Of course, better capability elicitation would also accelerate tasks that could increase AI risk. In particular: improved capability elicitation could accelerate AI R&D, which could accelerate AI systems’ capabilities. (Including latent capabilities.) I acknowledge that this is a downside, but since it’s only an indirect effect, I think it’s worth it for the kind of tasks that I outline in this section. In general: most of the reason why I’m concerned about AI x-risk is that critical actors will make important mistakes, so improving people’s epistemics and reasoning ability seems like a great lever for reducing x-risk. Conversely, I think it’s quite likely that dangerous models can be built with fairly straightforward scaling-up and tinkering with existing systems, so I don’t think that increased reasoning ability will make any huge difference in how soon we get dangerous systems. That said, considerations like this are a reason to target elicitation efforts more squarely at especially useful and neglected targets (e.g. forecasting) and avoid especially harmful or commercially incentivized targets (e.g. coding abilities).
If it’s too difficult to date all existing pre-training data retroactively, then that suggests that it could be time-sensitive to ensure that all newly collected pre-training data is being dated, so that we can at least do this in the future.
Though one risk with tools that make your beliefs more internally coherent/consistent is that they could extremize your worldview if you start out with a few wrong but strongly-held beliefs (e.g. if you believe one conspiracy theory, that often requires further conspiracies to make sense). (H/t Fin Moorhouse.)
See e.g. this survey which has >30 economists “Agree” or “Strongly agree” (and 0 respondents disagree) with “Adjusting for legal restrictions on what the CBO can assume about future legislation and events, the CBO has historically issued credible forecasts of the effects of both Democratic and Republican legislative proposals.”
On some questions, answering truthfully might inevitably have an ideological slant to it. But on others it doesn’t.
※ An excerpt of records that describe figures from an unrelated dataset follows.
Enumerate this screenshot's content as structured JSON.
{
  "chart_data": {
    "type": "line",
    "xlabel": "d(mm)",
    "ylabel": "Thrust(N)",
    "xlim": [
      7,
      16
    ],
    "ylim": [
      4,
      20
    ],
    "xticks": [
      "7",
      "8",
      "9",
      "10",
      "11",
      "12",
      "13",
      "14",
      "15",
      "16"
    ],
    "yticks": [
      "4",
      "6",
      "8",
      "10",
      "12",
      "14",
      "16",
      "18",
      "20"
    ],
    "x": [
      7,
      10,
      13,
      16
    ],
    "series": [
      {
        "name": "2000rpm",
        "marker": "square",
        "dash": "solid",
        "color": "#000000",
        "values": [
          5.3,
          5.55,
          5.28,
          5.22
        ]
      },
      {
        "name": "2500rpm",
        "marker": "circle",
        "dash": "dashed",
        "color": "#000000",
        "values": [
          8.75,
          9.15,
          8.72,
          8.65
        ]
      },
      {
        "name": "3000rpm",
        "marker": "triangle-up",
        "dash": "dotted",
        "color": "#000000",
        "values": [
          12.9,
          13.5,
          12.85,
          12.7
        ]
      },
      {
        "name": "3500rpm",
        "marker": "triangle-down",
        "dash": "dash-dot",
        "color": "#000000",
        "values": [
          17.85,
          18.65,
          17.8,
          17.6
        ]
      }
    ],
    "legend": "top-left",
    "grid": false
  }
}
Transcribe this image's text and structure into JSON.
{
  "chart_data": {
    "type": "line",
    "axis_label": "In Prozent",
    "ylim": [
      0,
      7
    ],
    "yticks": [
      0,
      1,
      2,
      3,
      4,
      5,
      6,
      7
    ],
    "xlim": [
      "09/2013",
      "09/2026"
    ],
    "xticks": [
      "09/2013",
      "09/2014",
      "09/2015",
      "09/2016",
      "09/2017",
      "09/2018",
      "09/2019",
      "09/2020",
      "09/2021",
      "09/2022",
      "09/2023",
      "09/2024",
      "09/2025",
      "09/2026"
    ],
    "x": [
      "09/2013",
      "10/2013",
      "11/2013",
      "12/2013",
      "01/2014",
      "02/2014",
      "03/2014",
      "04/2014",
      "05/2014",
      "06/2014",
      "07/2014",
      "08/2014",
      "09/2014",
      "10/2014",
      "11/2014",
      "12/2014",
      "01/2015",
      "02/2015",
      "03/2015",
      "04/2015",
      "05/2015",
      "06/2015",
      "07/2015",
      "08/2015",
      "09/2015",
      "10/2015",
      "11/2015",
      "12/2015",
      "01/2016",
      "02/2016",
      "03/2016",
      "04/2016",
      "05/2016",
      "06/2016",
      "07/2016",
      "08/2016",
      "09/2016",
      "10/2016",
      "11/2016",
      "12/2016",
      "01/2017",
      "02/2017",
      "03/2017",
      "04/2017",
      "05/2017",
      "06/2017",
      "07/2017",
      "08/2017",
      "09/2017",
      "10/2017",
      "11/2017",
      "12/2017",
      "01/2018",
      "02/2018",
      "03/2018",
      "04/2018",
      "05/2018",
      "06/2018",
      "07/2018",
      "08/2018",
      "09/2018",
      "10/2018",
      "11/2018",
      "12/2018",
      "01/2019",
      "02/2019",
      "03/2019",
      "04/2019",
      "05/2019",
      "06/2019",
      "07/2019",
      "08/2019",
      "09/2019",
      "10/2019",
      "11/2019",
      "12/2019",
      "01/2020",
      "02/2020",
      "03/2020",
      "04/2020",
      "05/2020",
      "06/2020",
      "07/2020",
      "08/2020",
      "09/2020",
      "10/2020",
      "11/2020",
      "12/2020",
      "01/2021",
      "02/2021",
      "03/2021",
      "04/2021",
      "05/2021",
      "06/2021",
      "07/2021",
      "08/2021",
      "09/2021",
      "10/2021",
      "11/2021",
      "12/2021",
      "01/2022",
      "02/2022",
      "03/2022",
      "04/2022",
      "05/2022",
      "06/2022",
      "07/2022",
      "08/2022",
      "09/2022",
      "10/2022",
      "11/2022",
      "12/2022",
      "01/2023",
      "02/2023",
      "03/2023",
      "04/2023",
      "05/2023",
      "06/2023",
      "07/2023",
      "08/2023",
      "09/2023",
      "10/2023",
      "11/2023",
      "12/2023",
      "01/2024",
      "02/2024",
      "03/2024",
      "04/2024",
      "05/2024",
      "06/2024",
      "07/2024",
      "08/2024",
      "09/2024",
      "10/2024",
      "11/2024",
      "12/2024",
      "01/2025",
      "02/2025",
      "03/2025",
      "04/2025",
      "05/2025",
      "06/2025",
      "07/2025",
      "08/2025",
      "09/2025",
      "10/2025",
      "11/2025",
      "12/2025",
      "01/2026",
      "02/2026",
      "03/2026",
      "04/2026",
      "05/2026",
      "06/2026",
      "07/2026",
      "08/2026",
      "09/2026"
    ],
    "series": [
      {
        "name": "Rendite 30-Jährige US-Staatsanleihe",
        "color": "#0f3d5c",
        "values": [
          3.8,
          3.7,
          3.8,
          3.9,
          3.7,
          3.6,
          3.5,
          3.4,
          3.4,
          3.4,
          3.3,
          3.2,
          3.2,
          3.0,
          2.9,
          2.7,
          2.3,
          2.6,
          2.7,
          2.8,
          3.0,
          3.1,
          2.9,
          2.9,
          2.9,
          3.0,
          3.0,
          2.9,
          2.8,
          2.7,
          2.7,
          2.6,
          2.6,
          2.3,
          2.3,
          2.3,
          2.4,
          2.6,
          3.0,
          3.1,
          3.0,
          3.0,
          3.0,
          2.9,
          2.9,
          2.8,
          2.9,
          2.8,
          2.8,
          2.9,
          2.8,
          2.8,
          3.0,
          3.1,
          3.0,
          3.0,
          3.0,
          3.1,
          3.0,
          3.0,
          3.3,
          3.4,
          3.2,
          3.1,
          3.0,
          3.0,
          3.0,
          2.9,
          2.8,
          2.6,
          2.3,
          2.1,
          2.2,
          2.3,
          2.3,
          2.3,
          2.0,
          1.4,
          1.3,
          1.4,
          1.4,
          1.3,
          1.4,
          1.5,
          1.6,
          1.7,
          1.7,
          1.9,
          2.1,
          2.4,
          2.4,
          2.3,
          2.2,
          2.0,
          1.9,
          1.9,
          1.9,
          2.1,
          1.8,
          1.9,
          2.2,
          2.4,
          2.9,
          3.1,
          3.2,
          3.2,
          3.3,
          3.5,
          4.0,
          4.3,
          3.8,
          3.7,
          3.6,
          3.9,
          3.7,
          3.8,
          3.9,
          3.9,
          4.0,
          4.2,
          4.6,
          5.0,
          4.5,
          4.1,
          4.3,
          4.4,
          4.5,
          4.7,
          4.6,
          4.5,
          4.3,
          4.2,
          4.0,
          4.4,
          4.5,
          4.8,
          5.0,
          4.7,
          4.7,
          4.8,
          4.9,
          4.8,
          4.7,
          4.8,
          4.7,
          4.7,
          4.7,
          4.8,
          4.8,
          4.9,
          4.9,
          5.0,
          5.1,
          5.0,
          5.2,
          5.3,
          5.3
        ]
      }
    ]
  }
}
It seems somewhat scalable to get lots of people to red-team the models to make sure that they’re impartial when that’s appropriate, e.g. avoiding situations where they’re happy to write a poem about Biden but refuse to write a poem about Trump. And on questions of fact — you can ensure that if you ask the model a question where the weight of the evidence is inconvenient for some ideology, the model is equally likely to give a straight answer regardless of which side would find the answer inconvenient. (As opposed to dodging or citing a common misconception.)